Maybe this adds a little body to Chuang Chou’s familiar poetic, and gossamer, philosophic words:

Now I do not know whether I was then a man dreaming I was a butterfly, or whether I am now a butterfly, dreaming I am a man.

Let me tell you a story.  It might be true.  Sometime in the early hours of one Sunday morning, I met a man. We were leaving a party and we were walking outside on a balmy night, a night that was nearing morning.  We talked easily, comfortably — as if we’d known and trusted each other for years.  We talked about cancer and friendship as well as disappointment and hope.

The thing is we had just met.  I cannot tell you where we were or who he was.  We had no history.  Further, the whole thing happened in a dream.
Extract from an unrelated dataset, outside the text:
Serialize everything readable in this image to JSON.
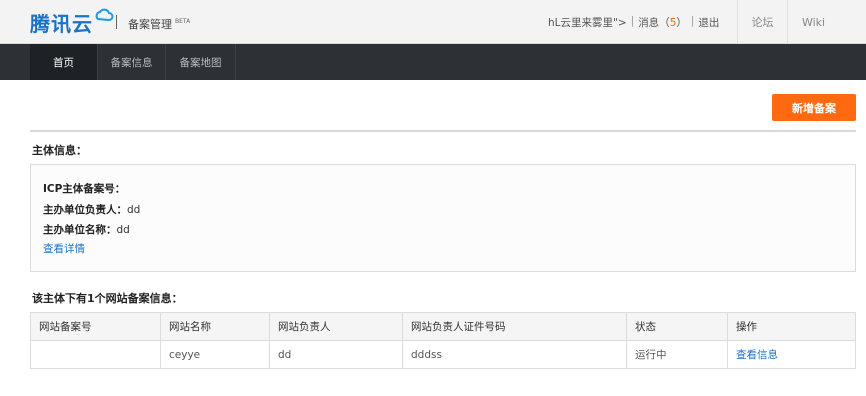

As far as I know, this kind fellow, whose name I didn’t get or don’t remember, doesn’t exist in the real world or at least in the world I appear to be occupying at the moment.  Yet, he was real.  He had a distinctive face, a particular voice. I spoke.  He spoke.  For at least those flickering moments, he was a being.  This isn’t an unusual experience. I’m not sure I’ve met anyone who didn’t dream.

In our dreams, we create people and places and often a set of circumstances, sometimes wonderfully pleasant, sometimes horribly frightening. Sometimes the story in our dreams unfolds surreally, impossibly — at least as we think of these things this way in our so-called conscious moments.  Sometimes though, they are cut from the same, ordinary, three-dimensional fabric as our everyday lives. Yet — please excuse the redundancy — in many cases, these places and people, however real they appear to be, do not exist. 

The question is this: Everyone has this reservoir of fiction that manifests itself during dream sleep.  Is the writer — and let me broaden that to artist — simply given the ability to pull from the reservoir in the unconscious what he or she wants and bring it to the surface or is it something else altogether?

Then again, we have this question: Which is the awakened state?  Or are these states equal in some fashion?

Could I pose the question that writing fiction is organized dreaming? Controlled dreaming?